Cuando regresamos está haciendo trazos sobre el fango con la punta del fusil. Es un paisaje extraño, que no es de allá ni de acá. Sigue haciéndolo sin dar importancia a nuestra presencia. Entonces el capitán le grita ¡firme! Y lo empuja y el fusil se hunde en el fango y le grita que estamos cansados de aguantarle su carácter y su falta de sensibilidad, su pereza, su rencor con los compañeros. Que puede sancionarlo por maltrato a la técnica y hasta fusilarlo por desertor… Así, que se descargue por todo, porque no se da cuenta de nada. Que le decomise el fusil, que ahora va a joderse, ahora va a tener que disparar con su violín de mierda. Y el jefe se lo tira en el fango y escupe y se va… Nos mira desconfiado. Se agacha y nos mira. Vacila. Y lo recoge y nos mira. Lo limpia con la manga de la camisa. Y nos mira. Y se va. Y nos deja, aquí, odiándolo.
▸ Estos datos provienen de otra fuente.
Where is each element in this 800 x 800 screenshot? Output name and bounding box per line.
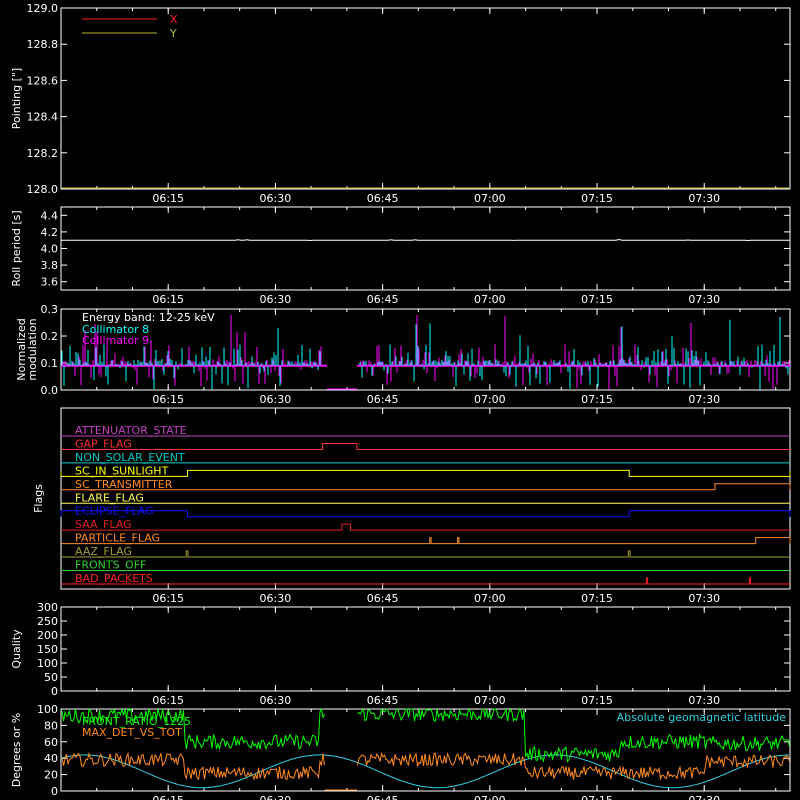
x-tick-label: 06:15	[152, 592, 184, 605]
y-axis-label: Flags	[32, 484, 45, 513]
y-tick-label: 128.2	[27, 147, 59, 160]
flag-label: SC_TRANSMITTER	[75, 478, 173, 491]
y-tick-label: 4.4	[41, 209, 59, 222]
y-tick-label: 3.6	[41, 276, 59, 289]
y-tick-label: 50	[44, 671, 58, 684]
flag-label: FLARE_FLAG	[75, 491, 144, 504]
x-tick-label: 06:45	[367, 192, 399, 205]
x-tick-label: 07:15	[581, 694, 613, 707]
legend-label: X	[170, 13, 178, 26]
y-tick-label: 129.0	[27, 2, 59, 15]
flag-label: NON_SOLAR_EVENT	[75, 451, 185, 464]
legend-label: MAX_DET_VS_TOT	[82, 726, 182, 739]
y-tick-label: 0	[51, 685, 58, 698]
x-tick-label: 07:30	[688, 192, 720, 205]
flag-label: AAZ_FLAG	[75, 545, 132, 558]
y-axis-label: Pointing ["]	[10, 68, 23, 129]
x-tick-label: 07:30	[688, 794, 720, 800]
y-tick-label: 250	[37, 615, 58, 628]
y-tick-label: 0.0	[41, 384, 59, 397]
y-tick-label: 4.2	[41, 226, 59, 239]
x-tick-label: 07:00	[474, 293, 506, 306]
x-tick-label: 07:00	[474, 393, 506, 406]
figure: 06:15 06:30 06:45 07:00 07:15 07:30 128.0 128.2…	[0, 0, 800, 800]
x-tick-label: 06:30	[260, 694, 292, 707]
x-tick-label: 06:45	[367, 293, 399, 306]
x-tick-label: 07:30	[688, 592, 720, 605]
x-tick-label: 07:15	[581, 794, 613, 800]
x-tick-label: 06:30	[260, 794, 292, 800]
x-tick-label: 07:30	[688, 393, 720, 406]
y-tick-label: 150	[37, 643, 58, 656]
x-tick-label: 06:45	[367, 393, 399, 406]
flag-label: BAD_PACKETS	[75, 572, 153, 585]
y-tick-label: 80	[44, 719, 58, 732]
y-tick-label: 300	[37, 601, 58, 614]
x-tick-label: 07:15	[581, 592, 613, 605]
x-tick-label: 06:30	[260, 192, 292, 205]
latitude-label: Absolute geomagnetic latitude	[617, 711, 787, 724]
flag-label: FRONTS_OFF	[75, 559, 146, 572]
y-tick-label: 128.0	[27, 183, 59, 196]
y-tick-label: 60	[44, 736, 58, 749]
y-tick-label: 100	[37, 703, 58, 716]
y-axis-label: modulation	[26, 318, 39, 380]
x-tick-label: 06:45	[367, 794, 399, 800]
y-tick-label: 3.8	[41, 259, 59, 272]
x-tick-label: 07:00	[474, 694, 506, 707]
x-tick-label: 06:15	[152, 393, 184, 406]
x-tick-label: 06:30	[260, 293, 292, 306]
x-tick-label: 07:00	[474, 192, 506, 205]
x-tick-label: 07:15	[581, 293, 613, 306]
x-tick-label: 07:30	[688, 293, 720, 306]
x-tick-label: 07:15	[581, 192, 613, 205]
y-axis-label: Roll period [s]	[10, 210, 23, 286]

Medina, que viene a mi lado arrastrando un pie herido, me pasa un cigarro; le doy una cachada y así va de boca en boca hasta que el calor nos quemas los labios. De repente me doy cuenta de que han saltado el turno de Argüelles, el Violinista; pero él no protesta. Su único interés es su violín y lo tiene bajo el brazo que le sangra por la herida. Recuerdo que íbamos delante de los camiones y cuando sentimos el ruido del avión nos tiramos bajo las matas sin pensar en otra cosa que no fuera salvarnos, dejando todo menos las armas. Yo apretaba el AK contra mi cuerpo. Otros se lo ponían sobre la cabeza mientras mordían ya la chapilla. Eso yo no lo hago porque estoy seguro de que aquí no me van a partir; antes de salir para acá la vieja me dio un resguardito que viene con todos los hierros; al principio no quería traerlo por los comentarios y las burlas, pero como no pesa y es chiquito me convenció. Y aquí lo tengo. Pero Argüelles abrazó su violín como un comemierda mientra el AK le colgaba de su espalda, estorbándole. A veces me da lástima, creo que está jodido de la cabeza. Se unió al grupo nuestro y a algunos no les agradó, lo miran como a un niño bitongo. Nadie le dirige la palabra y creo que tampoco le hace falta.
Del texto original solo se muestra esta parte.